Looking for a good ISO language tag list by number of native speakers Looking for a good ISO language tag list by number of native speakers json json

Looking for a good ISO language tag list by number of native speakers


I don't know if the thing you want is readily available. You may need to create this yourself, starting with the biggest languages and gradually moving to the smaller ones.

The question poses several difficulties:

  • There are 6000-7000 languages in the world, but not all of them have a language tag.
  • Estimates for the number of speakers are always somewhat dated, but some estimates are more dated than others. While consulting Wikipedia to create my list of language tags, estimates were dated between the early 1990s and 2010. So the figures are not perfectly comparable.
  • Estimates for smaller languages and for languages without an official status are often very rough, sometimes even non-existing.
  • Some language tags, especially in ISO 639-3, are "inclusive codes", i.e. they identify language groups (e.g. Chinese) instead of individual languages.
  • For some languages, it is sometimes useful to distinguish between variants spoken in different countries, e.g. when you want to distinguish speech synthesis for Belgian Dutch or Dutch from the Netherlands.
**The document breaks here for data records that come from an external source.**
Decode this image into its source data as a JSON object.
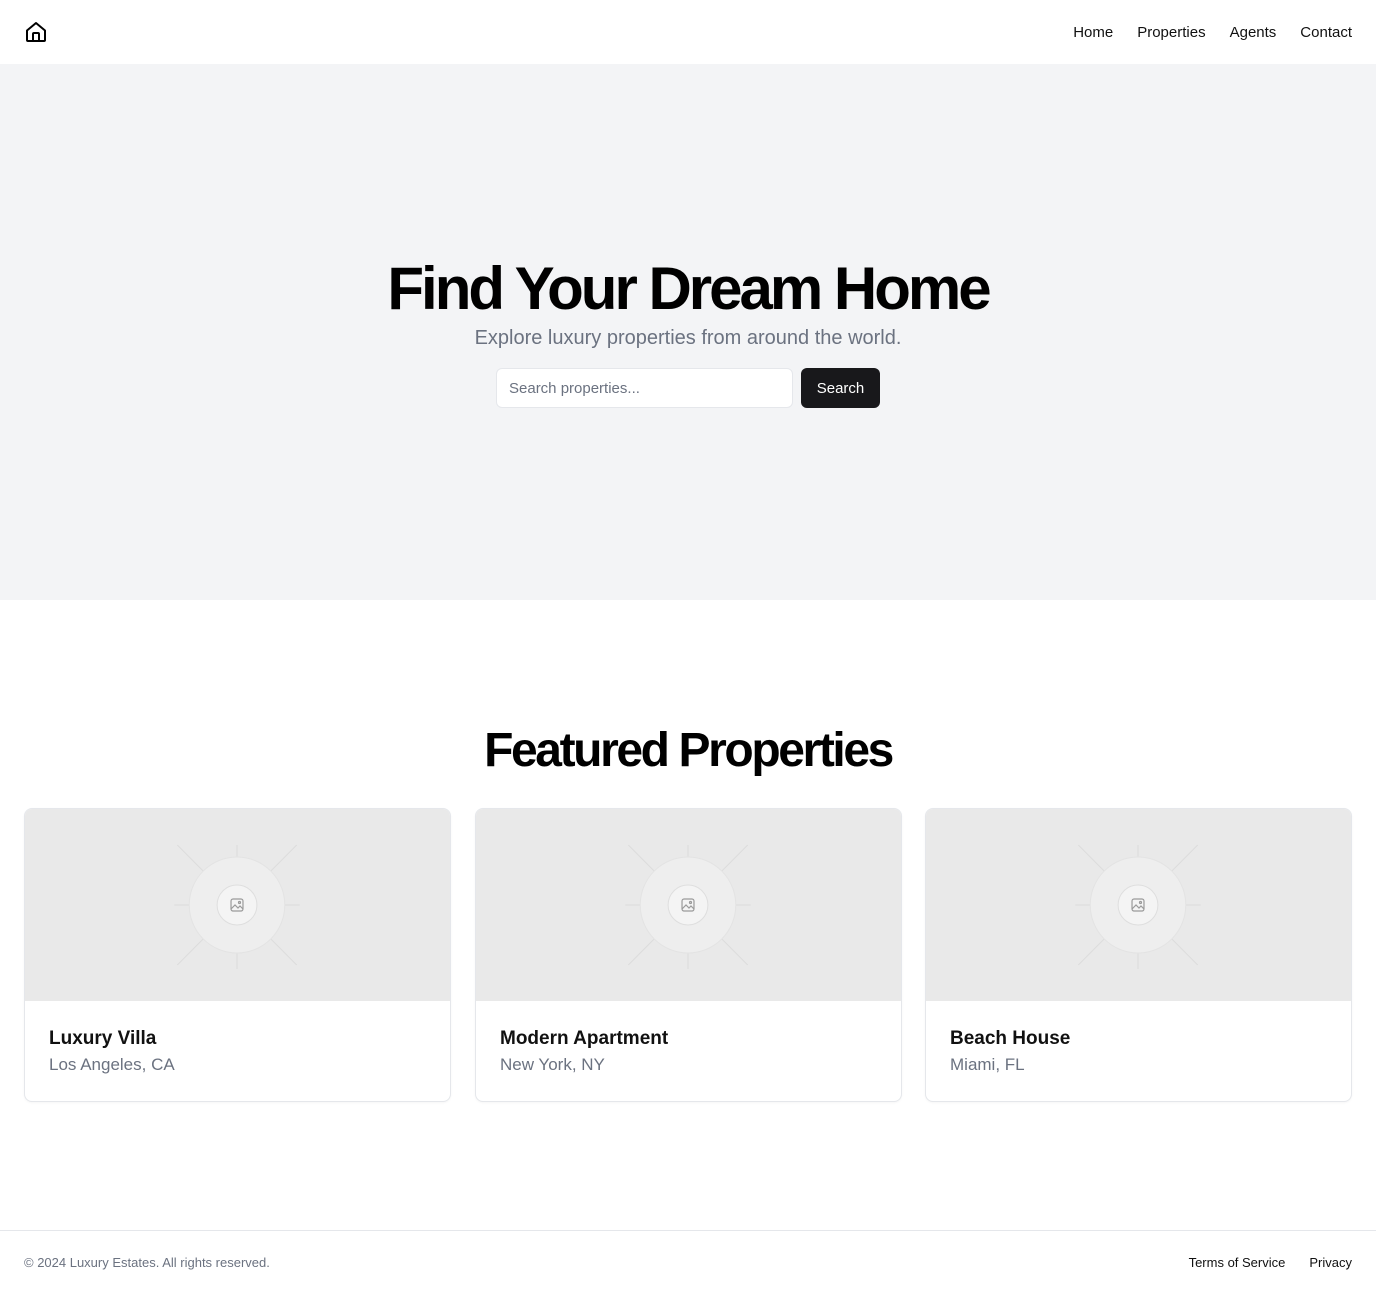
{
  "header": {
    "logo_icon": "house-icon",
    "nav": [
      "Home",
      "Properties",
      "Agents",
      "Contact"
    ]
  },
  "hero": {
    "title": "Find Your Dream Home",
    "subtitle": "Explore luxury properties from around the world.",
    "search_placeholder": "Search properties...",
    "search_button": "Search"
  },
  "featured": {
    "title": "Featured Properties",
    "cards": [
      {
        "title": "Luxury Villa",
        "location": "Los Angeles, CA",
        "image_icon": "image-placeholder-icon"
      },
      {
        "title": "Modern Apartment",
        "location": "New York, NY",
        "image_icon": "image-placeholder-icon"
      },
      {
        "title": "Beach House",
        "location": "Miami, FL",
        "image_icon": "image-placeholder-icon"
      }
    ]
  },
  "footer": {
    "copyright": "© 2024 Luxury Estates. All rights reserved.",
    "links": [
      "Terms of Service",
      "Privacy"
    ]
  },
  "colors": {
    "hero_background": "#f3f4f6",
    "button_background": "#18181b",
    "muted_text": "#6b7280",
    "border": "#e5e7eb",
    "image_placeholder": "#e9e9e9"
  }
}
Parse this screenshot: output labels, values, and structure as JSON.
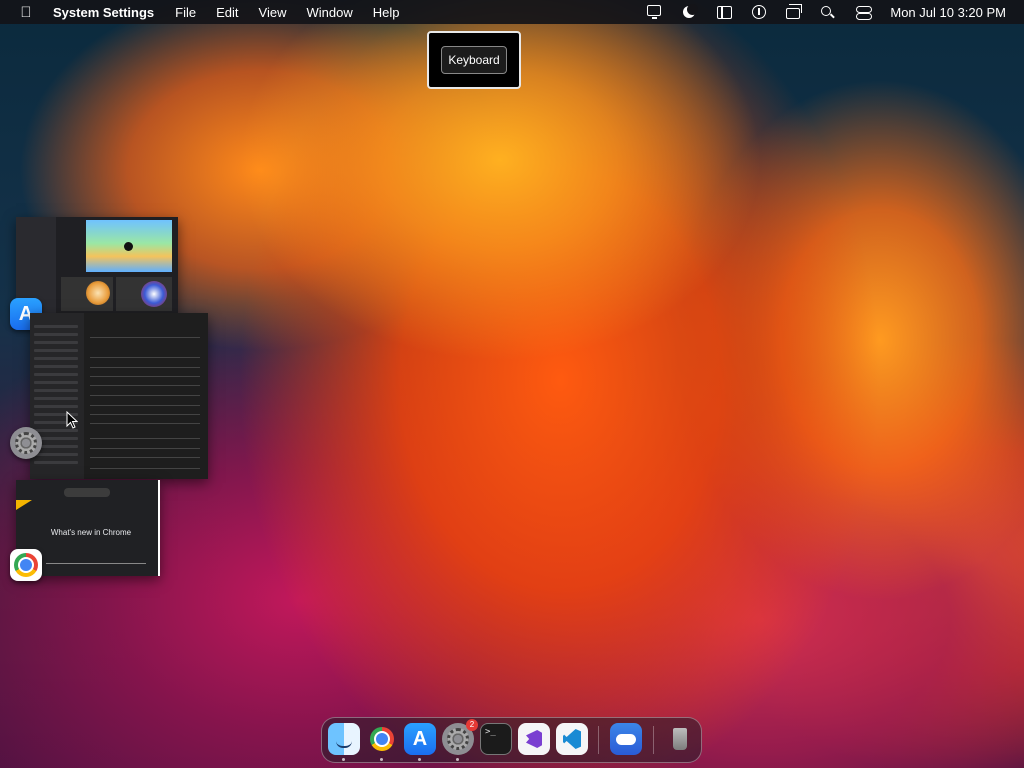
{
  "menubar": {
    "app_name": "System Settings",
    "menus": [
      "File",
      "Edit",
      "View",
      "Window",
      "Help"
    ],
    "status_icons": [
      "display-icon",
      "focus-moon-icon",
      "stage-manager-icon",
      "accessibility-icon",
      "window-tiling-icon",
      "spotlight-search-icon",
      "control-center-icon"
    ],
    "clock": "Mon Jul 10  3:20 PM"
  },
  "hud": {
    "label": "Keyboard"
  },
  "stage_manager": {
    "thumbnails": [
      {
        "app": "App Store",
        "icon": "app-store-icon"
      },
      {
        "app": "System Settings",
        "icon": "system-settings-icon"
      },
      {
        "app": "Google Chrome",
        "icon": "chrome-icon",
        "preview_text": "What's new in Chrome"
      }
    ]
  },
  "dock": {
    "items": [
      {
        "name": "Finder",
        "icon": "finder-icon",
        "running": true
      },
      {
        "name": "Google Chrome",
        "icon": "chrome-icon",
        "running": true
      },
      {
        "name": "App Store",
        "icon": "app-store-icon",
        "running": true
      },
      {
        "name": "System Settings",
        "icon": "system-settings-icon",
        "running": true,
        "badge": "2"
      },
      {
        "name": "Terminal",
        "icon": "terminal-icon",
        "running": false
      },
      {
        "name": "Visual Studio",
        "icon": "visual-studio-icon",
        "running": false
      },
      {
        "name": "Visual Studio Code",
        "icon": "vscode-icon",
        "running": false
      },
      {
        "name": "Weather",
        "icon": "weather-icon",
        "running": false
      },
      {
        "name": "Trash",
        "icon": "trash-icon",
        "running": false
      }
    ],
    "terminal_glyph": ">_"
  },
  "colors": {
    "menubar_bg": "#141418",
    "accent_orange": "#ff5a10",
    "badge_red": "#e53935"
  }
}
What you'll need initially is just the list of ISO 639-1 language tags (two-letter codes), since the biggest languages are all represented there. For smaller ones you will eventually need the ISO 639-3 tags (three-letter codes). IETF BCP 47 recommends that you use the shortest code that is available for a specific language. (So, in your example, 'cmn' for Chinese would be replaced by 'zh', 'zh-CN', 'zh-TW' or something else, depending on how specific you want to be.)

Anyway, I now have a JSON file with over 400 languages in one of my GitHub repositories. See http://cstrobbe.github.io/languagelearning/misc/languagetags.json.

PS:For a JSON list of ISO 639-1 tags in alphabetical order, see languages.js on GitHub. These tags are not ordered by the number of native speakers in the corresponding languages. (And many languages covered by ISO 639-3 are not in ISO 639-1.)


I'll address the "number of native speakers" part:

Another option would be to scrape the data:

  • SIL maintains a list of ISO 639-3 URLs about specific languages (e.g. https://iso639-3.sil.org/code/afr for Afrikaans), which point to resources about the language. In particular, they point to MultiTree and Wikipedia pages, which feature estimates about the number of speakers (again, the figures come from Ethnologue/SIL). So you could write a scraper to fetch what you need.

(Any decent resource to do with language will provide an ISO 639 language code from which to base your lookup.)

Yet another option might be to answer a slightly different question, e.g.: the number of Internet users per language, or credit card users, etc. depending on your objective.